Sub-section 6 :-  This clause provides that no court shall take cognizance of an offence if the offence is pertaining to sexual intercourse by a man with his own wife, the wife being under the age of 18 years and more than one year has passed since the commission of the offence.

Sub-section 7 :- The provisions of this section also apply to the abetment or attempt to commit any of the offences dealt with under this chapter.

S. 198-A : PROSECUTION OF OFFENCES UNDER SECTION 498A OF IPC

This section provides that no court shall take cognizance of an offence under S. 498A (Husband or relative of husband of a woman subjecting her to cruelty) except on :-

  1. A Police report or
  2. Complaint made by person aggrieved or
  3. Complaint made by her father, mother, brother, sister or by her father’s or mother’s brother or sister or
  4. With the permission of the court, by any other person related to her by blood, marriage or adoption.
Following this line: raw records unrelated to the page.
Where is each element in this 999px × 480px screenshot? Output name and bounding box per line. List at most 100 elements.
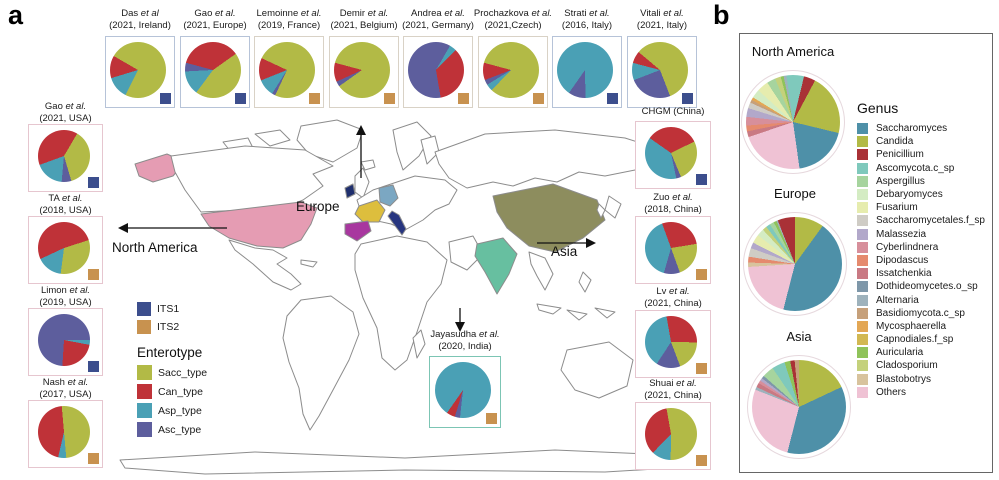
genus-swatch (857, 228, 868, 240)
se-asia (528, 251, 554, 291)
genus-label: Ascomycota.c_sp (876, 162, 955, 174)
genus-swatch (857, 373, 868, 385)
its-marker-its1-das (160, 93, 171, 104)
indonesia (566, 309, 588, 321)
country-greenland (296, 119, 364, 163)
study-label-andrea: Andrea et al. (2021, Germany) (402, 8, 474, 31)
genus-label: Cyberlindnera (876, 241, 939, 253)
study-label-prochazkova: Prochazkova et al. (2021,Czech) (473, 8, 553, 31)
country-iceland (360, 159, 376, 171)
pie-prochazkova (483, 42, 539, 98)
map-label-asia: Asia (551, 244, 578, 259)
genus-label: Blastobotrys (876, 373, 932, 385)
genus-label: Malassezia (876, 228, 927, 240)
pie-das (110, 42, 166, 98)
pie-europe_region (748, 217, 842, 311)
its-marker-its1-strati (607, 93, 618, 104)
its-marker-its2-ta (88, 269, 99, 280)
genus-row-malassezia: Malassezia (857, 228, 993, 241)
genus-swatch (857, 215, 868, 227)
genus-row-others: Others (857, 386, 993, 399)
genus-row-ascomycota-c-sp: Ascomycota.c_sp (857, 162, 993, 175)
study-box-limon (28, 308, 103, 376)
genus-swatch (857, 162, 868, 174)
study-label-strati: Strati et al. (2016, Italy) (561, 8, 613, 31)
philippines (578, 271, 592, 293)
enterotype-sacc_type: Sacc_type (137, 365, 207, 380)
its-legend-its1: ITS1 (137, 302, 179, 316)
genus-swatch (857, 281, 868, 293)
pie-zuo (645, 222, 697, 274)
genus-swatch (857, 123, 868, 135)
genus-label: Debaryomyces (876, 189, 943, 201)
genus-row-candida: Candida (857, 135, 993, 148)
panel-b-letter: b (713, 0, 730, 30)
study-label-lv: Lv et al. (2021, China) (644, 286, 702, 309)
genus-swatch (857, 360, 868, 372)
country-italy (387, 210, 407, 236)
study-box-gao_eu (180, 36, 250, 108)
study-box-shuai (635, 402, 711, 470)
study-label-ta: TA et al. (2018, USA) (39, 193, 92, 216)
study-label-nash: Nash et al. (2017, USA) (39, 377, 92, 400)
study-box-strati (552, 36, 622, 108)
study-label-demir: Demir et al. (2021, Belgium) (330, 8, 398, 31)
pie-strati (557, 42, 613, 98)
its-legend-its1-swatch (137, 302, 151, 316)
genus-swatch (857, 189, 868, 201)
its-legend: ITS1 ITS2 (137, 302, 179, 338)
map-label-north-america: North America (112, 240, 198, 255)
pie-vitali (632, 42, 688, 98)
study-box-chgm (635, 121, 711, 189)
enterotype-legend: Enterotype Sacc_type Can_type Asp_type Asc_… (137, 345, 207, 441)
its-legend-its2: ITS2 (137, 320, 179, 334)
genus-label: Others (876, 386, 907, 398)
genus-row-debaryomyces: Debaryomyces (857, 188, 993, 201)
study-box-vitali (627, 36, 697, 108)
genus-label: Candida (876, 136, 914, 148)
genus-label: Dipodascus (876, 254, 929, 266)
genus-row-aspergillus: Aspergillus (857, 175, 993, 188)
genus-label: Capnodiales.f_sp (876, 334, 954, 346)
country-germany (378, 184, 399, 207)
genus-row-basidiomycota-c-sp: Basidiomycota.c_sp (857, 307, 993, 320)
genus-label: Cladosporium (876, 360, 938, 372)
japan (604, 195, 622, 219)
its-marker-its1-gao_usa (88, 177, 99, 188)
region-title-na_region: North America (751, 44, 835, 59)
its-legend-its2-label: ITS2 (157, 321, 180, 333)
enterotype-sacc_type-swatch (137, 365, 152, 380)
its-marker-its1-limon (88, 361, 99, 372)
pie-chgm (645, 127, 697, 179)
country-china (492, 183, 606, 253)
pie-limon (37, 314, 90, 366)
pie-shuai (645, 408, 697, 460)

S. 198-B : COGNIZANCE OF OFFENCE

This provision has been added in 2013 on the recommendations of Justice JS Verma Committee. This provision provides that no court shall take cognizance of an offence under S. 376B of IPC (Punishes sexual intercourse by a husband upon his wife during separation) unless the court is prima facie satisfied with regard to the facts which constitute an offence. A complaint must have been filed by the wife.

S. 199 – PROSECUTION FOR DEFAMATION

Rule in Defamation of Persons in General

This section provides that no court shall take cognizance of an offence of Defamation unless a complaint is made by some person aggrieved (not necessarily the person defamed) by the offence. However, in the following cases some other person can also make a complaint on his or her behalf, with the leave of the court, if the person aggrieved is :-

  • Under 18 years or
  • Idiot or lunatic or
  • Suffering from sickness or infirmity and is unable to make a complaint
  • A woman who as per the local customs is not to be compelled to appear in public (pardanashin lady)

Following is an illustrative list wherein a person can be said to be aggrieved :-

  1. Husband in case of defamation of wife
  2. Where unchastity is imputed to widow, her brother with whom the former is residing.

Rule in Defamation of High Dignitaries

In cases of high dignitaries, where the defamation is in respect of conduct in discharge of public functions, the court of session can take cognizance on a complaint made in writing by the public prosecutor. But the complaint should be made within a period of 6 months (Sub-section 5). Also, the public prosecutor can lodge such complaint only with the previous sanction of the Central or State govt (Sub-section 4). The persons on whom these provisions apply are :-

  1. President of India
  2. Vice President of India
  3. Governor of State
  4. Administrator of Union Territory
  5. Minister of Union or State or Union Territory
  6. Any other public servant employed in Union or State.

The complaint lodged under sub-section 2 shall :-

  1. Give facts which constitute the offence
  2. Nature of the offence
  3. Necessary particulars as are sufficient to give the accused notice of the offence alleged to have been committed by him.

Case Law :- V. Veeraswami v. State of TN

Held :- While computing the period of six months, the time required for obtaining the sanction of the govt will not be excluded.